Capital spending lower than planned:
Due mainly to timing changes of projects in the transportation and post-secondary sectors, taxpayer-supported capital spending on hospitals, education facilities, transportation infrastructure, housing and other projects is forecast to total $8.2 billion in 2021-22, which is $0.3 billion lower than the Budget 2021 forecast.

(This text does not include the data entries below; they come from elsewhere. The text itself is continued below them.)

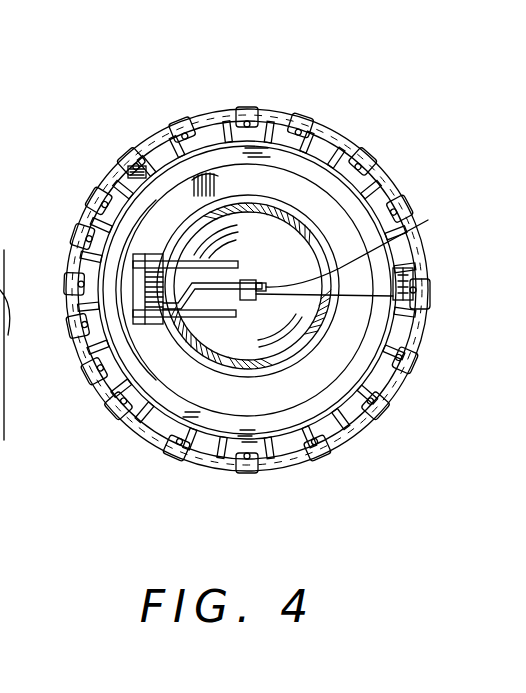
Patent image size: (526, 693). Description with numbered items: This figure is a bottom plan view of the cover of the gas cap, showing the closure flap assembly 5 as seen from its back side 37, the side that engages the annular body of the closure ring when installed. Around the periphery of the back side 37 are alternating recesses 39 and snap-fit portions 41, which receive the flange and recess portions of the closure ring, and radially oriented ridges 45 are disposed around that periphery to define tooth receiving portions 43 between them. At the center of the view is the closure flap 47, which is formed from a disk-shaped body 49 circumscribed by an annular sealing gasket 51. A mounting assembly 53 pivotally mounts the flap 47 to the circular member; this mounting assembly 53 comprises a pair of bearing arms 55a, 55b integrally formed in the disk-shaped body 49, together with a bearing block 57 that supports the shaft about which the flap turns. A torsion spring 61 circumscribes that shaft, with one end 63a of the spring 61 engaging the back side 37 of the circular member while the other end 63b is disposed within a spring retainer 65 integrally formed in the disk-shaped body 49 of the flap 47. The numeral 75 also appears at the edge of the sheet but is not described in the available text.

The closure flap assembly 5 is at (76, 58).
The back side 37 is at (322, 165).
The recesses 39 is at (176, 128).
The snap-fit portions 41 is at (234, 125).
The tooth receiving portions 43 is at (219, 181).
The radially oriented ridges 45 is at (214, 142).
The closure flap 47 is at (413, 305).
The disk-shaped body 49 is at (220, 400).
The annular sealing gasket 51 is at (335, 435).
The mounting assembly 53 is at (112, 279).
The bearing arm 55a is at (238, 265).
The bearing arm 55b is at (196, 320).
The bearing block 57 is at (235, 250).
The torsion spring 61 is at (135, 298).
The spring end 63a is at (133, 280).
The spring end 63b is at (295, 320).
The spring retainer 65 is at (362, 241).
The adjacent element 75 is at (15, 291).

Spending pressures noted in today’s Finance ministry release included “responding to emergencies such as wildfires and floods”. The “main risks” in the government’s fiscal plan are listed as:
- ongoing health-related uncertainty as a result of the pandemic, including the extent of the spread or containment of the virus in B.C. and around the world;
- uncertainty relating to the pandemic and the path of the economic recovery, which contributes to the potential volatility in the economic and fiscal outlooks;
- assumptions underlying revenue and Crown corporation forecasts such as economic factors, commodity prices, 2020 income tax assessments and weather conditions;
- potential changes to federal government transfer allocations, cost-sharing agreements with the federal government and impacts on the provincial income tax bases arising from federal tax policy and budget changes;
- spending pressures for costs associated with responding to emergencies such as wildfires and floods; and
- the need for additional pandemic and recovery supports, as well as utilization rates for government services such as health care, children and family services, and income assistance.
BC went into the pandemic with a strong financial position and seems to have taken seriously all aspects of provision and responsiveness to the economy.
Robust housing market:
Meanwhile, the BC Government — which benefits by property tax revenues — seems to have no particular plan of attack on housing prices as the market has spiraled upward among those who can afford to take advantage of market opportunities during the pandemic.
The Finance ministry release today makes these statements, knowing full well that their policy is to make housing ‘affordable’ for British Columbians:
- B.C.’s housing starts reached a record high in March 2021 and have remained well above historical levels through July 2021.
- B.C.’s real estate market has fluctuated since the start of the pandemic, with unit sales hitting all-time highs in March 2021, followed by four consecutive monthly declines between April and July 2021. Despite the decline, home sales remain elevated.
- Factors such as strong demand, low interest rates and low inventory are contributing to increased house prices across Canada.
The next fiscal update comes later in Fall 2021.